The paper tackles the weak learning signal in Direct Preference Optimization (DPO) by introducing Reflective Preference Optimization (RPO), which uses hint-guided reflection to create more contrastive preference pairs, resulting in superior alignment with fewer training samples and iterations, substantially reducing hallucination rates and achieving state-of-the-art performance across multimodal benchmarks.

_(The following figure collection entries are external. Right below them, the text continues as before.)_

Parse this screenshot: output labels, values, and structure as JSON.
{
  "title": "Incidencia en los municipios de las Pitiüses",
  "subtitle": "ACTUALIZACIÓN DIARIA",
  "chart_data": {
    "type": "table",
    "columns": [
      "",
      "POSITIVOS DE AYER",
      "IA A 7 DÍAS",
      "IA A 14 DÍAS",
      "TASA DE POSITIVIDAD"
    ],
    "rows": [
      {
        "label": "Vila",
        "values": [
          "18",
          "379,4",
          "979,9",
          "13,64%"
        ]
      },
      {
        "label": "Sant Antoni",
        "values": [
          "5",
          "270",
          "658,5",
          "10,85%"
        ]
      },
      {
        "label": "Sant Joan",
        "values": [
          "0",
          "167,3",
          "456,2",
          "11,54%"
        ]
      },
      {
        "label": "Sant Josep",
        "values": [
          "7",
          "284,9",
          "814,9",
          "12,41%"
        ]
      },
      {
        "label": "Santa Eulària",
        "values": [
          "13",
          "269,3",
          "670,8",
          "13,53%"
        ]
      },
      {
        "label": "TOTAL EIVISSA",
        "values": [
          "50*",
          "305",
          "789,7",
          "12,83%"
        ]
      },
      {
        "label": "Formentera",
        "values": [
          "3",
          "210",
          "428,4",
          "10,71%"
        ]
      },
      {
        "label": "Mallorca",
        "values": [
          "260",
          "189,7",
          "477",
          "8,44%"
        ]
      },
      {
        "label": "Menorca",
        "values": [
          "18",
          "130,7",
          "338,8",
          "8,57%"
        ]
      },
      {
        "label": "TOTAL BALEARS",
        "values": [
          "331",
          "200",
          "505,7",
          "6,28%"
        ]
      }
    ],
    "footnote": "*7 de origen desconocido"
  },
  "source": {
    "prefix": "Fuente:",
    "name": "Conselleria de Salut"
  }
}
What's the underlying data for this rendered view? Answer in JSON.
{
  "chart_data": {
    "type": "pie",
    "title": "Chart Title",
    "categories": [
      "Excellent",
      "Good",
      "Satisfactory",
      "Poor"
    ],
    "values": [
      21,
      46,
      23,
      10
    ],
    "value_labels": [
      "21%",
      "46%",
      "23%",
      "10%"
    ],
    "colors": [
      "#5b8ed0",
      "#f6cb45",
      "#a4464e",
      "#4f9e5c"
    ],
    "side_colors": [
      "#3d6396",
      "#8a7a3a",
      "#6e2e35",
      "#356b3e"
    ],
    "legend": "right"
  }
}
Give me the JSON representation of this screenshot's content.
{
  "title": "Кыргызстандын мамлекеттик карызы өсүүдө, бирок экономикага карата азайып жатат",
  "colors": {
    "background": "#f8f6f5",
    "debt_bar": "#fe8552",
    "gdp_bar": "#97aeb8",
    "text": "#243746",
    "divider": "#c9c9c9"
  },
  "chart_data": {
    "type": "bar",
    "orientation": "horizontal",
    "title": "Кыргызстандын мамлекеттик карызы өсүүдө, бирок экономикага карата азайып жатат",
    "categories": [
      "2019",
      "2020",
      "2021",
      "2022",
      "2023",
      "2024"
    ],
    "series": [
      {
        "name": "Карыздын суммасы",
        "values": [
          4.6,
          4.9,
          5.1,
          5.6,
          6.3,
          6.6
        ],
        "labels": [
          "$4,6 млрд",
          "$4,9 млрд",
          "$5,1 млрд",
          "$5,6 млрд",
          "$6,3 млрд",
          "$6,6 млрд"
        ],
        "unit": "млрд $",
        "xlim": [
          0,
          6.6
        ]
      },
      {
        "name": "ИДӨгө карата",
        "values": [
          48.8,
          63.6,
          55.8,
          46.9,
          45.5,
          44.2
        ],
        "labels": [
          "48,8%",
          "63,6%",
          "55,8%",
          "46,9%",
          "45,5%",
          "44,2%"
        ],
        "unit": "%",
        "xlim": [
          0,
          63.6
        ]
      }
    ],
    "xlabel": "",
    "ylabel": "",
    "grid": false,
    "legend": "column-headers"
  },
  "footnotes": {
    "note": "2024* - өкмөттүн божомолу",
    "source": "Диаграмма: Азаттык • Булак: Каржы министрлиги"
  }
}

Direct Preference Optimization (DPO) has emerged as a lightweight and effective alternative to Reinforcement Learning from Human Feedback (RLHF) and Reinforcement Learning with AI Feedback (RLAIF) for aligning large language and vision-language models. However, the standard DPO formulation, in which both the chosen and rejected responses are generated by the same policy, suffers from a weak learning signal because the two responses often share similar errors and exhibit small Kullback-Leibler (KL) divergence. This leads to slow and unstable convergence. To address this limitation, we introduce Reflective Preference Optimization (RPO), a new framework that incorporates hint-guided reflection into the DPO paradigm. RPO uses external models to identify hallucination sources and generate concise reflective hints, enabling the construction of on-policy preference pairs with stronger contrastiveness and clearer preference signals. We theoretically show that conditioning on hints increases the expected preference margin through mutual information and improves sample efficiency while remaining within the policy distribution family. Empirically, RPO achieves superior alignment with fewer training samples and iterations, substantially reducing hallucination rates and delivering state-of-the-art performance across multimodal benchmarks.